There is limited data tracking foreign buyers and owners in Canada, the ban is in place for just two years, and there are numerous exemptions:
- International students who meet certain requirements, including having spent the bulk of the previous five years in Canada, would be able to purchase a property for no more than $500,000.
- Workers who have worked and filed tax returns in Canada for at least three out of the four years prior to purchasing a property.
- Diplomats, consular staff and members of international organizations living in Canada.
- Foreign nationals with temporary resident status, including refugees and people fleeing conflict.
- Buildings containing more than three dwelling units.
- Recreational properties, such as cottages, cabins and other vacation homes.

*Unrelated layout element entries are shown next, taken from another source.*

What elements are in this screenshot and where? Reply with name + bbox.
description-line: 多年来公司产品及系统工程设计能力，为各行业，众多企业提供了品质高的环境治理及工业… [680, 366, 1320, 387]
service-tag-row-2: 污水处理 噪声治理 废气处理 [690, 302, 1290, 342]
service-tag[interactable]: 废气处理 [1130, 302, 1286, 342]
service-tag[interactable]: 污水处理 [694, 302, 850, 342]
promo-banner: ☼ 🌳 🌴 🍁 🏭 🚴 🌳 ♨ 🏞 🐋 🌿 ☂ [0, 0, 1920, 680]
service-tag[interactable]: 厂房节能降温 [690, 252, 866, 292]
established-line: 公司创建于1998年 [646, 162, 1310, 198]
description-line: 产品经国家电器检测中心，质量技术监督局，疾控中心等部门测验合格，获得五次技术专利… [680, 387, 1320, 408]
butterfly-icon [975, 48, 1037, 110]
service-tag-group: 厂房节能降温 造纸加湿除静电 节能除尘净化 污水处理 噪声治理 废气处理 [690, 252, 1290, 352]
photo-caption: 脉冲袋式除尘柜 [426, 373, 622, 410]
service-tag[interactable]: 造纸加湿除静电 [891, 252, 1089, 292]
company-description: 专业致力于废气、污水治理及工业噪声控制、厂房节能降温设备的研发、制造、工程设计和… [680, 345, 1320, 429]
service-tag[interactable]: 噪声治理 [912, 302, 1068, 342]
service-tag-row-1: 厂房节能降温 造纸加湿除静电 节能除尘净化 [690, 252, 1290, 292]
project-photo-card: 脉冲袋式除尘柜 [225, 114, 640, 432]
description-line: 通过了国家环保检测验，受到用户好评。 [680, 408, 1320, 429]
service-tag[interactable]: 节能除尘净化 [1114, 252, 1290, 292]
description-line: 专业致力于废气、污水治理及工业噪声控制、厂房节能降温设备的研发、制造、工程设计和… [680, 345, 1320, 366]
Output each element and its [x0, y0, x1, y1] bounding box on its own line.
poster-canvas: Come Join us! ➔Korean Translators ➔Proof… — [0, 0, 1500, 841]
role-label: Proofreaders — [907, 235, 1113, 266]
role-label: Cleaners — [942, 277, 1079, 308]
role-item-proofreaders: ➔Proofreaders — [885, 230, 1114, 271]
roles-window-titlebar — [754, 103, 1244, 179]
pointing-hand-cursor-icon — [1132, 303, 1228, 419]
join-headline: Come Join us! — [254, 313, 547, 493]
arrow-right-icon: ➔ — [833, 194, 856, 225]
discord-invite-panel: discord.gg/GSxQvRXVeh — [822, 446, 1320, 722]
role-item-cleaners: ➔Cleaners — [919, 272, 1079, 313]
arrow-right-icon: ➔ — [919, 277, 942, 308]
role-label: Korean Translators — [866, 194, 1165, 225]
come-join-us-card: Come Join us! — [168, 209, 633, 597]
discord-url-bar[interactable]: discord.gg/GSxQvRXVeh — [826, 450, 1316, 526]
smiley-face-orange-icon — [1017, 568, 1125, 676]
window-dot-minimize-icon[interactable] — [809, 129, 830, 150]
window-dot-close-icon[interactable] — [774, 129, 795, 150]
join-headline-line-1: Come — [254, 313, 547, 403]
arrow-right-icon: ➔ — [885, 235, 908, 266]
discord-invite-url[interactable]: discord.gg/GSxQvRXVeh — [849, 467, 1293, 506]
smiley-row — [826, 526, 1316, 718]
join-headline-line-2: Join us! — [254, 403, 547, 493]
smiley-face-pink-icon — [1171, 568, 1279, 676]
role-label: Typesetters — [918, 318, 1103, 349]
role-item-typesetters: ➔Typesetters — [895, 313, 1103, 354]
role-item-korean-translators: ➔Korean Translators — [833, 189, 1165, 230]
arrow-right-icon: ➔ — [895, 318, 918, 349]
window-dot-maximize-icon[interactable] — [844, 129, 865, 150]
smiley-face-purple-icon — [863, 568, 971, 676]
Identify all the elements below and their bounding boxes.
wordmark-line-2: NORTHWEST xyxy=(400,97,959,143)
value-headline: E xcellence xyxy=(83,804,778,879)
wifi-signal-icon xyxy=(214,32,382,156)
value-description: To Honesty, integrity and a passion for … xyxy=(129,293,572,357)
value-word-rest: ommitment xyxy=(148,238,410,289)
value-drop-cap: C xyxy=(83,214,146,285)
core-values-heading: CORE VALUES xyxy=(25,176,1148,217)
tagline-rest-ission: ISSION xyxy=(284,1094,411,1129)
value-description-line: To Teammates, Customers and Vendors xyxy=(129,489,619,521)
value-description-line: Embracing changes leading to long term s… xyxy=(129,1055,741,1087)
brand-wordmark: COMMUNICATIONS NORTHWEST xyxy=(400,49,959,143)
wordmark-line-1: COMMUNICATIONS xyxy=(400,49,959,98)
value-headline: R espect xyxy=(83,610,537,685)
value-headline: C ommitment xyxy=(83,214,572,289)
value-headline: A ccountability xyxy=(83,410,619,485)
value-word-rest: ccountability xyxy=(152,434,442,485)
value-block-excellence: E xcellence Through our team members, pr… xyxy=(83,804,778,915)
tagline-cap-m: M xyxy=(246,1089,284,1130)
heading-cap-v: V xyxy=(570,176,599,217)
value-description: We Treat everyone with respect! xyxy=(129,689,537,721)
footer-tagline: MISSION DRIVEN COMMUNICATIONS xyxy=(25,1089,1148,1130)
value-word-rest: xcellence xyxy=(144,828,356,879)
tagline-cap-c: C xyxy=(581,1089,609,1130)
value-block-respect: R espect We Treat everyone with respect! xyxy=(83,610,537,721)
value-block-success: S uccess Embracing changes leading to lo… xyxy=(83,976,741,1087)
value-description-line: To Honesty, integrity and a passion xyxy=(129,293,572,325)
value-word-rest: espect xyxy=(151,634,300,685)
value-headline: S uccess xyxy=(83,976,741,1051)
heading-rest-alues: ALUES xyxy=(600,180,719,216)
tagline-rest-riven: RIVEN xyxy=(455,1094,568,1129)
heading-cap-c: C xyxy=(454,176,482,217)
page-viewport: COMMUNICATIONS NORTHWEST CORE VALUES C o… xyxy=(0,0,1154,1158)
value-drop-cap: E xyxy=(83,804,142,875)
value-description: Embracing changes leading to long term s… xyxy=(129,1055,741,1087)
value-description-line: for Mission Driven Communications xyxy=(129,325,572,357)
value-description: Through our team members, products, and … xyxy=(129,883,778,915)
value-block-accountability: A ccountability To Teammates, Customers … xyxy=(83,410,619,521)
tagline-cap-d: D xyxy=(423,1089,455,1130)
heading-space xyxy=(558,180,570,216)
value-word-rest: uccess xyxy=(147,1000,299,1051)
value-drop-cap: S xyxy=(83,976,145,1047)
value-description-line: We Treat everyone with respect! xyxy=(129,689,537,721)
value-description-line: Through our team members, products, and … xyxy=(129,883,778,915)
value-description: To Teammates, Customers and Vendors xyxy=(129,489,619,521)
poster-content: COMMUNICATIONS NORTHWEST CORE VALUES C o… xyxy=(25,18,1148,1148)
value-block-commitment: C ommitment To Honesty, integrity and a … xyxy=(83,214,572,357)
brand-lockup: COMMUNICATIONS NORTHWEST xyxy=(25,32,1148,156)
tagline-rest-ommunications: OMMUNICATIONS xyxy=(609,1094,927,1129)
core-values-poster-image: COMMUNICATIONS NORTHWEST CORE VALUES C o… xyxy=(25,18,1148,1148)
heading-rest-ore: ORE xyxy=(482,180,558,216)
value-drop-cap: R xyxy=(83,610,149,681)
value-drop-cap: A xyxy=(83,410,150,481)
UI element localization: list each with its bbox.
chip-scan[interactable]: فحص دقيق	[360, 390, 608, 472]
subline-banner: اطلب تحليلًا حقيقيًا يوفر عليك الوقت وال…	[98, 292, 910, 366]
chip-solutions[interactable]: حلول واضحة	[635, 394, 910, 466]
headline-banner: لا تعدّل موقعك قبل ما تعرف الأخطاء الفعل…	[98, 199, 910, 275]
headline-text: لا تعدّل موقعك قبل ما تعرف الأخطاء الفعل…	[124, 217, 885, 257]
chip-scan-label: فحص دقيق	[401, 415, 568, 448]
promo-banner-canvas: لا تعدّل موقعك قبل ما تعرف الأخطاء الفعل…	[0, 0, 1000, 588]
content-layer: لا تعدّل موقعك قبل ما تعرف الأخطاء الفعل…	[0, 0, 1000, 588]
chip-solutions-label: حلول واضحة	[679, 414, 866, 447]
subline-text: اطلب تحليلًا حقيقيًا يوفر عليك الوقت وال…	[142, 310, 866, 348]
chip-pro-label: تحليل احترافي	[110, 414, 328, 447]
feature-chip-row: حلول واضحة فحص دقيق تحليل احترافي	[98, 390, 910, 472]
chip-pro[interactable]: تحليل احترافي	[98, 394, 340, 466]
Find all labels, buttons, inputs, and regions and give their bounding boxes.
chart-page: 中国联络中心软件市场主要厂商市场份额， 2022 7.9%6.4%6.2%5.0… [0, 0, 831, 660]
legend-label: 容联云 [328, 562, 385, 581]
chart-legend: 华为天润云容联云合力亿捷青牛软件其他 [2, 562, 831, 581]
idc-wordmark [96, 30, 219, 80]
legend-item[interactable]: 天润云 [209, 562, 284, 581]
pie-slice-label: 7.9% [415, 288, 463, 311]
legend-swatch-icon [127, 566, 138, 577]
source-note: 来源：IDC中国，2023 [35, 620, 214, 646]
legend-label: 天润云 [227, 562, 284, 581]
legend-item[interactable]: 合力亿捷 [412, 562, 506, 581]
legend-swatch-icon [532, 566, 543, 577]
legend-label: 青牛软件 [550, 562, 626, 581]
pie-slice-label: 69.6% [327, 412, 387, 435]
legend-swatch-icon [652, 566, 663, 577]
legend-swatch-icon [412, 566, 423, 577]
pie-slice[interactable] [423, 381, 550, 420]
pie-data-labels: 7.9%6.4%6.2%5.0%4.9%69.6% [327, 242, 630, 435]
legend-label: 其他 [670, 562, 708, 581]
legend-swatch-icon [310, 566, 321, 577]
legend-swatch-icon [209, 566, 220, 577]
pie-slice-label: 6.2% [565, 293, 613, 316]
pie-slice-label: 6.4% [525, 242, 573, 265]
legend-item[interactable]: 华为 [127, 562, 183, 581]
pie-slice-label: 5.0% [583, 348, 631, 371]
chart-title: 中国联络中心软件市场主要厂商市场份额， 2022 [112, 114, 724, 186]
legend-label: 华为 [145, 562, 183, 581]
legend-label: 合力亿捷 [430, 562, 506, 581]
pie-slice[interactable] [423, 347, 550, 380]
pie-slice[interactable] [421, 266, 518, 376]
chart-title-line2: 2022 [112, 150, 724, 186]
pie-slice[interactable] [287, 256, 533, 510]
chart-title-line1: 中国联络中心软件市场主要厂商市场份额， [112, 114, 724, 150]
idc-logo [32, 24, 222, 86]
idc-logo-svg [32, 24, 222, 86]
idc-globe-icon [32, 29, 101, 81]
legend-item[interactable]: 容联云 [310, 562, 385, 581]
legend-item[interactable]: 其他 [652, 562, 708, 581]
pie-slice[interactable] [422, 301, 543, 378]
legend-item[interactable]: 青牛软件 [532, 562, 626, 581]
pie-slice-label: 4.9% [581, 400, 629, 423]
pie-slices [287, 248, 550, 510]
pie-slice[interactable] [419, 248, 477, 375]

The government’s own numbers show non-residents play a small role in the country’s housing market. The Canadian Housing Statistics Program covers four provinces and one territory – B.C., Manitoba, Ontario, Nova Scotia and Nunavut. Its most recent figures date back to 2020 and show that between 2% and 6% of residential properties had at least one non-resident owner.
Information provided by Canada Mortgage and Housing indicates that the federal government has not done any modelling on the ban’s potential impact on home prices.
The New Zealand Experience
New Zealand implemented a foreign buyer ban in 2018. At the time 2.9% of homebuyers there were non-residents. Since then, the number has dropped to 0.4%, but home prices continued to soar. Like Canada, home price increases in New Zealand only turned around when interest rates started to rise, last year.
There are a number of real estate and housing policy experts, both here in Canada and in New Zealand, who call the ban a political policy, rather than an economic policy. Non-resident home buyers are a very small group and many of them are not eligible to vote. Therefore, they present a low political risk.
Mortgage professionals and realtors can expect to spend more time and, perhaps, more money checking a buyer’s eligibility to make a purchase and determining whether a property is residential or recreational.